Teori olarak 1982 yılında sosyal bilimciler James Q. Wilson ve George L. Kelling tarafından makale olarak sunulmuştur. Sunulduğu günden bu yana sosyal bilimler ve kamusal alanlarda uygulanması hakkında büyük tartışmalara neden olmuştur. Teori aynı zaman ceza politikalarındaki reformlar için bir motivasyon olarak da kullanılmıştır.

Bronx’ta Terk Edilmiş Bir Araba

İlk deney yerimiz olan Bronx’taki araba birkaç saat sonra saldırıya uğradı. Bir baba, anne ve genç oğlundan oluşan aile ilk yağmacılardı. Öncelikle arabanın radyatör ve aküsünü çaldılar. 24 saat içinde araç değerini kaybetmiş ve adeta savaştan çıkmış bir hale getirilmişti. Aracın pencereleri parçalanmış ve döşemeleri yırtılmıştır. Tüm bu durumlar psikolog Zimbardo tarafından kaydedildi.

Palo Alto’da Terk Edilmiş Bir Araba

Yaklaşık bir haftadır Palo Alto’da bulunan terk edilmiş arabaya henüz kimse dokunmamıştı. Bu yüzden psikolog Zimbardo arabanın yanına balyoz ile gitti ve kasıtlı olarak kaportasına vurarak çökertti. Birkaç da camını kırdı.  Kısa bir süre sonra bu barbarlığa bölgede yaşayan “Düzgün ve saygın görünümlü” olarak bilinen insanlar da katıldı…

Toplumda, Bronx gibi bir bölgede terk edilmiş mülkiyetin daha hızlı parçalanacağı veya çalınacağı inancı yaygındır. Karşılıklı nezaket ve saygının hakim olduğu yerlerdeyse terk edilmiş mülkiyetin daha korunaklı olacağı düşünülür.

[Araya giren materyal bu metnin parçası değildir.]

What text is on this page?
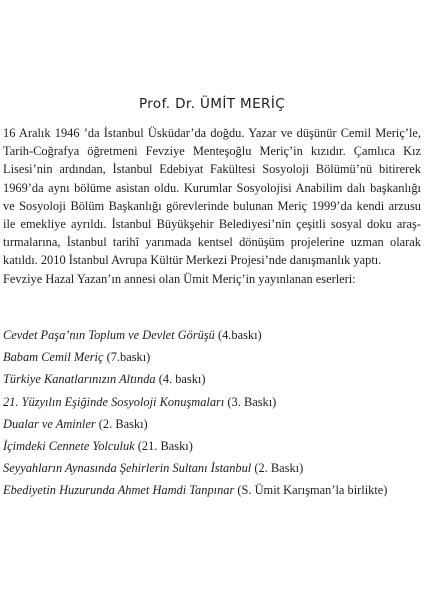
Prof. Dr. ÜMİT MERİÇ
16 Aralık 1946 ’da İstanbul Üsküdar’da doğdu. Yazar ve düşünür Cemil Meriç’le,
Tarih-Coğrafya öğretmeni Fevziye Menteşoğlu Meriç’in kızıdır. Çamlıca Kız
Lisesi’nin ardından, İstanbul Edebiyat Fakültesi Sosyoloji Bölümü’nü bitirerek
1969’da aynı bölüme asistan oldu. Kurumlar Sosyolojisi Anabilim dalı başkanlığı
ve Sosyoloji Bölüm Başkanlığı görevlerinde bulunan Meriç 1999’da kendi arzusu
ile emekliye ayrıldı. İstanbul Büyükşehir Belediyesi’nin çeşitli sosyal doku araş-
tırmalarına, İstanbul tarihî yarımada kentsel dönüşüm projelerine uzman olarak
katıldı. 2010 İstanbul Avrupa Kültür Merkezi Projesi’nde danışmanlık yaptı.
Fevziye Hazal Yazan’ın annesi olan Ümit Meriç’in yayınlanan eserleri:
Cevdet Paşa’nın Toplum ve Devlet Görüşü (4.baskı)
Babam Cemil Meriç (7.baskı)
Türkiye Kanatlarınızın Altında (4. baskı)
21. Yüzyılın Eşiğinde Sosyoloji Konuşmaları (3. Baskı)
Dualar ve Aminler (2. Baskı)
İçimdeki Cennete Yolculuk (21. Baskı)
Seyyahların Aynasında Şehirlerin Sultanı İstanbul (2. Baskı)
Ebediyetin Huzurunda Ahmet Hamdi Tanpınar (S. Ümit Karışman’la birlikte)
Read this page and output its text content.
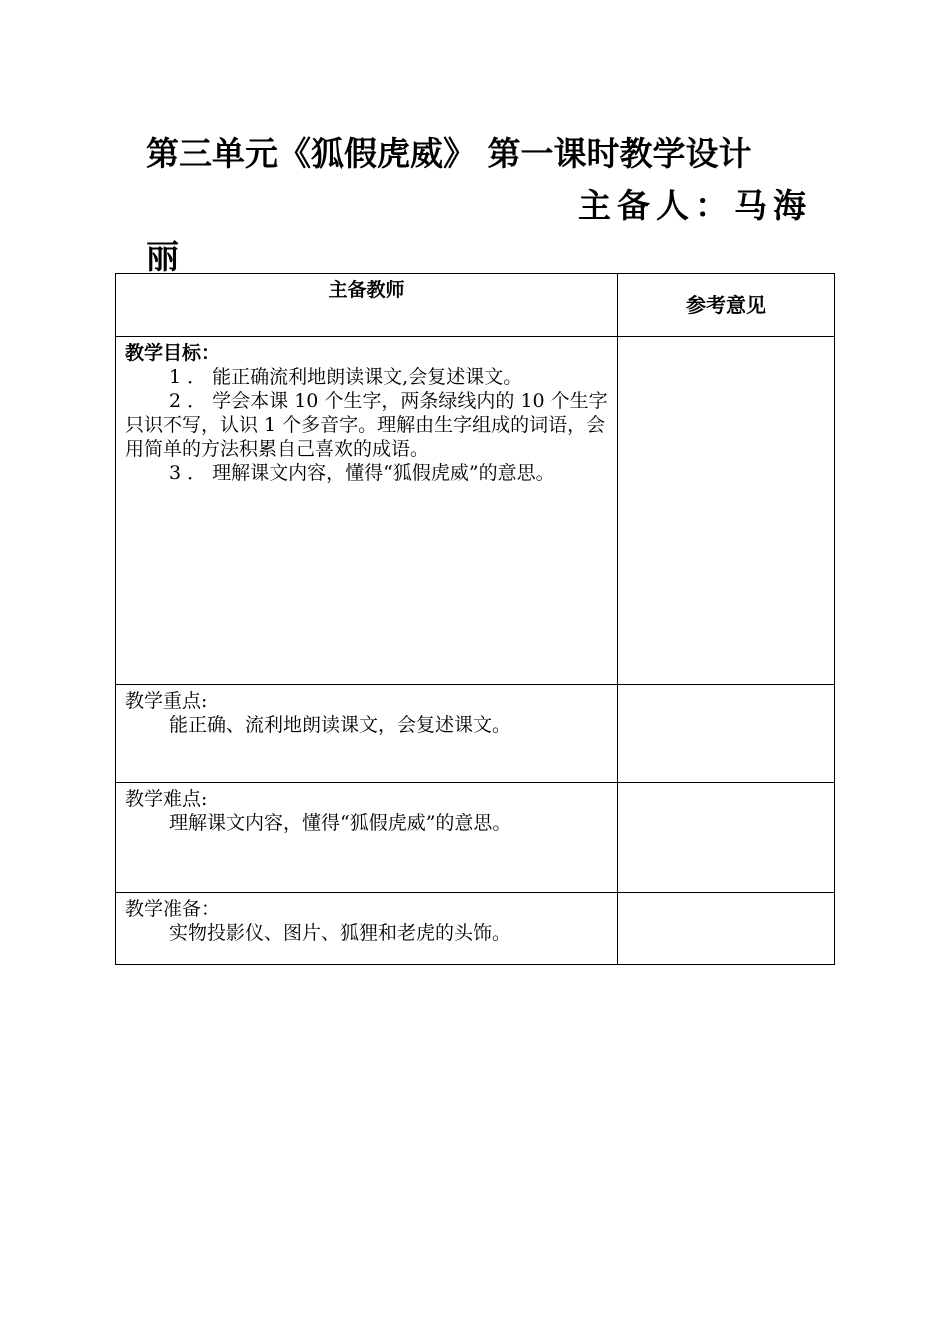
第三单元《狐假虎威》 第一课时教学设计
主备人：马海
丽
主备教师	参考意见

教学目标：
1 ． 能正确流利地朗读课文,会复述课文。
2 ． 学会本课 10 个生字，两条绿线内的 10 个生字只识不写，认识 1 个多音字。理解由生字组成的词语，会用简单的方法积累自己喜欢的成语。
3 ． 理解课文内容，懂得“狐假虎威”的意思。	

教学重点:
能正确、流利地朗读课文，会复述课文。	

教学难点:
理解课文内容，懂得“狐假虎威”的意思。	

教学准备：
实物投影仪、图片、狐狸和老虎的头饰。	
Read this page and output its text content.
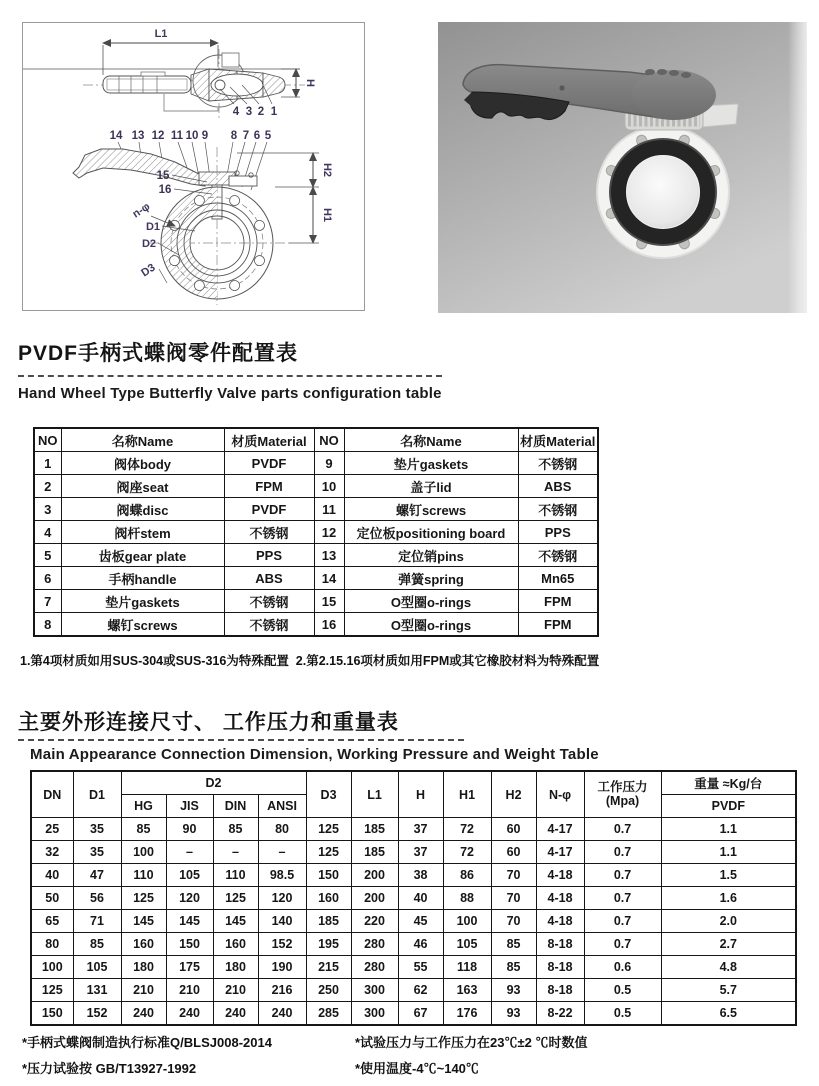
L1
H
4 3 2 1
14 13 12 11 10 9 8 7 6 5
15
16
n-φ
D1
D2
D3
H2
H1
PVDF手柄式蝶阀零件配置表
Hand Wheel Type Butterfly Valve parts configuration table
NO	名称Name	材质Material	NO	名称Name	材质Material
1	阀体body	PVDF	9	垫片gaskets	不锈钢
2	阀座seat	FPM	10	盖子lid	ABS
3	阀蝶disc	PVDF	11	螺钉screws	不锈钢
4	阀杆stem	不锈钢	12	定位板positioning board	PPS
5	齿板gear plate	PPS	13	定位销pins	不锈钢
6	手柄handle	ABS	14	弹簧spring	Mn65
7	垫片gaskets	不锈钢	15	O型圈o-rings	FPM
8	螺钉screws	不锈钢	16	O型圈o-rings	FPM
1.第4项材质如用SUS-304或SUS-316为特殊配置  2.第2.15.16项材质如用FPM或其它橡胶材料为特殊配置
主要外形连接尺寸、 工作压力和重量表
Main Appearance Connection Dimension, Working Pressure and Weight Table
DN	D1	D2				D3	L1	H	H1	H2	N-φ	工作压力
(Mpa)	重量 ≈Kg/台
		HG	JIS	DIN	ANSI								PVDF
25	35	85	90	85	80	125	185	37	72	60	4-17	0.7	1.1
32	35	100	–	–	–	125	185	37	72	60	4-17	0.7	1.1
40	47	110	105	110	98.5	150	200	38	86	70	4-18	0.7	1.5
50	56	125	120	125	120	160	200	40	88	70	4-18	0.7	1.6
65	71	145	145	145	140	185	220	45	100	70	4-18	0.7	2.0
80	85	160	150	160	152	195	280	46	105	85	8-18	0.7	2.7
100	105	180	175	180	190	215	280	55	118	85	8-18	0.6	4.8
125	131	210	210	210	216	250	300	62	163	93	8-18	0.5	5.7
150	152	240	240	240	240	285	300	67	176	93	8-22	0.5	6.5
*手柄式蝶阀制造执行标准Q/BLSJ008-2014	*试验压力与工作压力在23℃±2 ℃时数值
*压力试验按 GB/T13927-1992	*使用温度-4℃~140℃
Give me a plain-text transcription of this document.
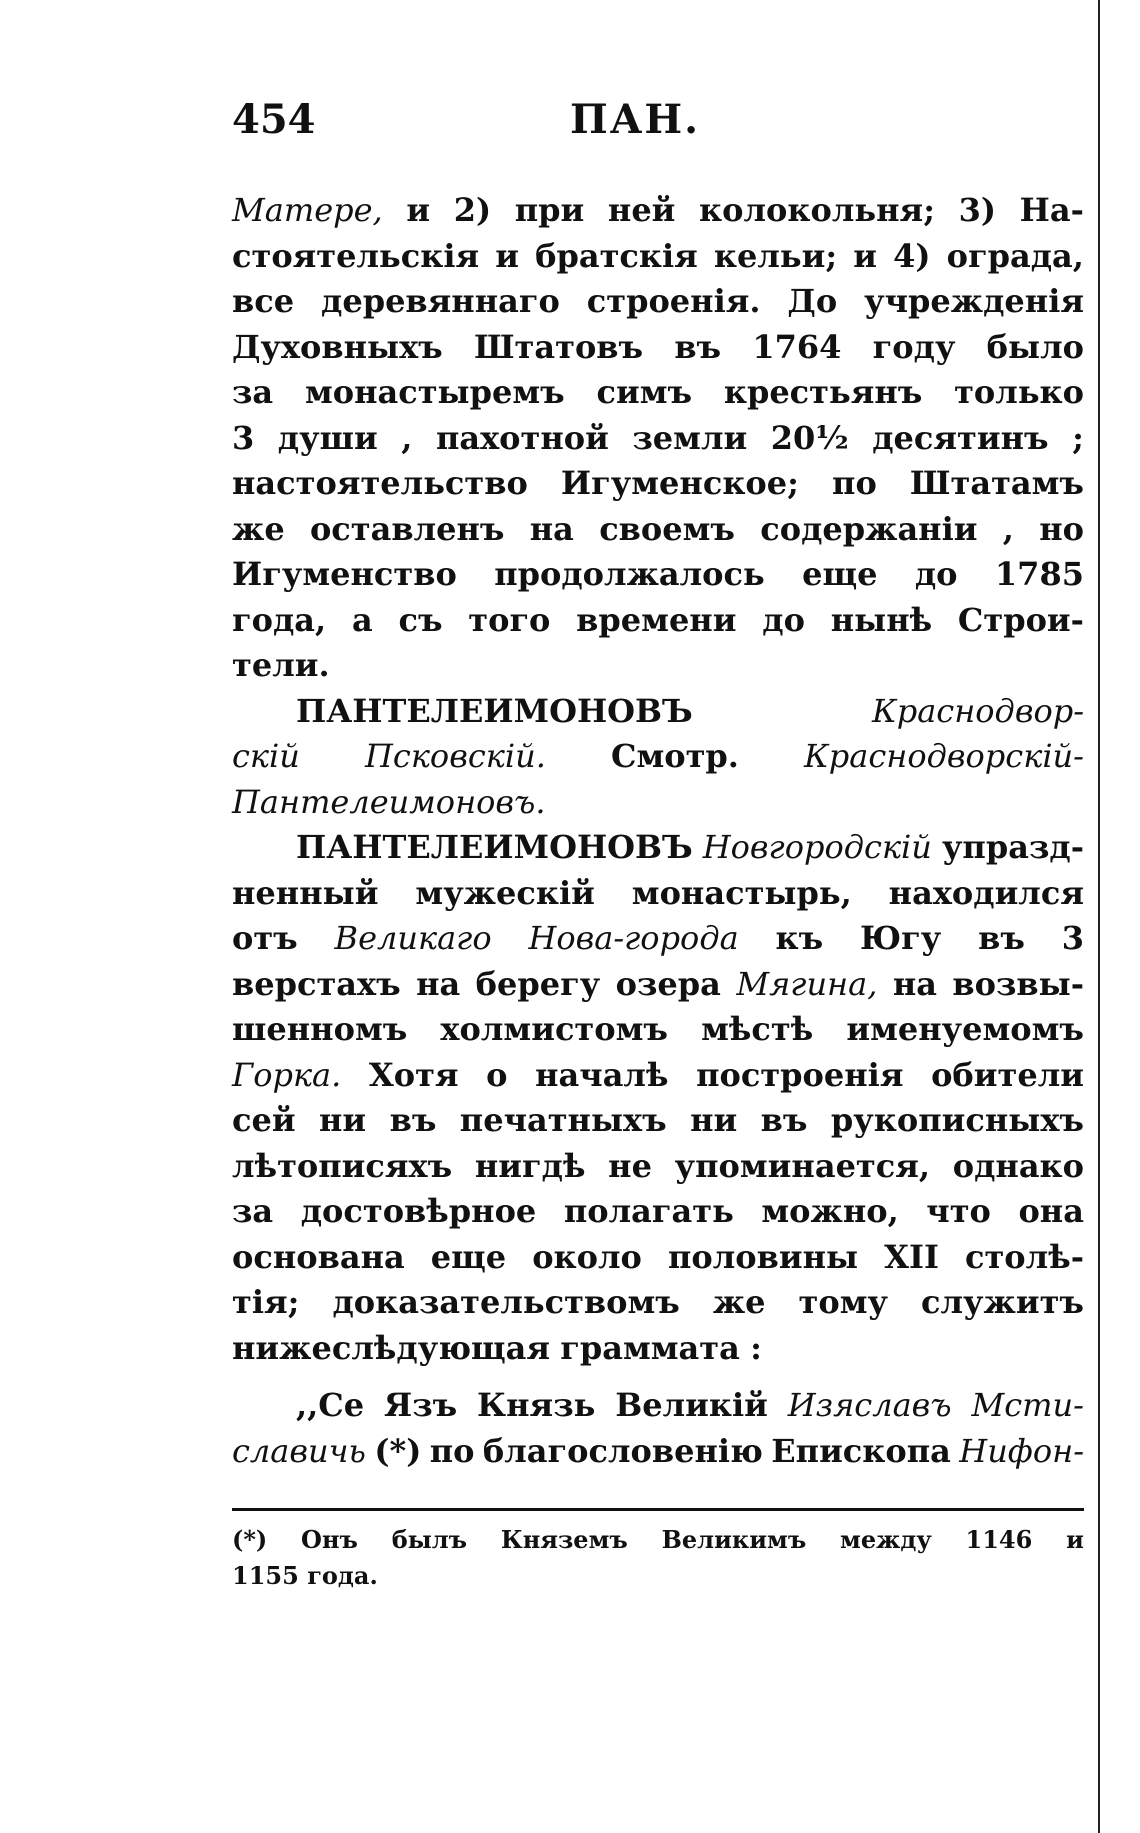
454	ПАН.
Матере, и 2) при ней колокольня; 3) На-
стоятельскія и братскія кельи; и 4) ограда,
все деревяннаго строенія. До учрежденія
Духовныхъ Штатовъ въ 1764 году было
за монастыремъ симъ крестьянъ только
3 души , пахотной земли 20½ десятинъ ;
настоятельство Игуменское; по Штатамъ
же оставленъ на своемъ содержаніи , но
Игуменство продолжалось еще до 1785
года, а съ того времени до нынѣ Строи-
тели.
ПАНТЕЛЕИМОНОВЪ	Краснодвор-
скій Псковскій. Смотр. Краснодворскій-
Пантелеимоновъ.
ПАНТЕЛЕИМОНОВЪ Новгородскій упразд-
ненный мужескій монастырь, находился
отъ Великаго Нова-города къ Югу въ 3
верстахъ на берегу озера Мягина, на возвы-
шенномъ холмистомъ мѣстѣ именуемомъ
Горка. Хотя о началѣ построенія обители
сей ни въ печатныхъ ни въ рукописныхъ
лѣтописяхъ нигдѣ не упоминается, однако
за достовѣрное полагать можно, что она
основана еще около половины XII столѣ-
тія; доказательствомъ же тому служитъ
нижеслѣдующая граммата :
,,Се Язъ Князь Великій Изяславъ Мсти-
славичь (*) по благословенію Епископа Нифон-
(*) Онъ былъ Княземъ Великимъ между 1146 и
1155 года.
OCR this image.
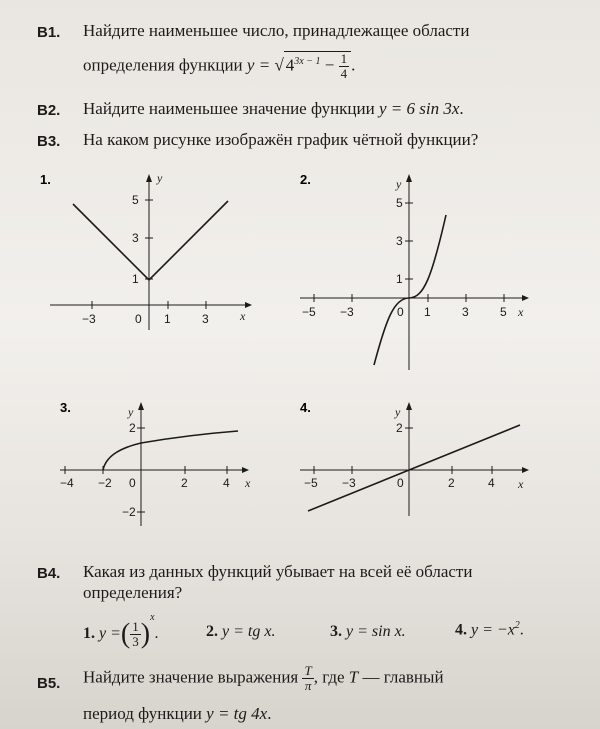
B1. Найдите наименьшее число, принадлежащее области
определения функции y = √ $4^{3x - 1} - \frac{1}{4}$ .
B2. Найдите наименьшее значение функции y = 6 sin 3x.
B3. На каком рисунке изображён график чётной функции?
1.	y
x
5
3
1
−3	0 1	3
2.	y
x
5
3
1
−5 −3	0 1	3	5
3.	y
x
2
−2
−4 −2 0	2	4
4.	y
x
2
−5 −3	0	2	4
B4. Какая из данных функций убывает на всей её области
определения?
1. y =( $\frac{1}{3} )^x$.	2. y = tg x.	3. y = sin x.	4. $y = -x^2$.
B5. Найдите значение выражения $\frac{T}{\pi}$ , где T — главный
период функции y = tg 4x.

Zamanında New York’un BelediyeBaşkanı Giuliani “Suçlarla mücadeleyi nasıl başardınız?” sorusuna şöyle cevap verdi;

“Metruk bir bina düşünün. Binanın camlarından biri bile kırılsa ve siz o camı hemen tamir ettirmezseniz, çok kısa sürede oradan geçen herkes bir taş atıp binanın diğer tüm camlarını kırar. Ben ilk cam kırıldığında hemen tamir ettirdim. Bir elektrik direğinin dibine veya bir binanın köşesine birileri bir çöp bıraktığında o çöpü hemen oradan kaldırmazsanız herkes çöpünü oraya bırakır ve çok kısa bir sürede dağlar gibi çöp birikir. Ben ilk atılan çöpü kaldırttım.”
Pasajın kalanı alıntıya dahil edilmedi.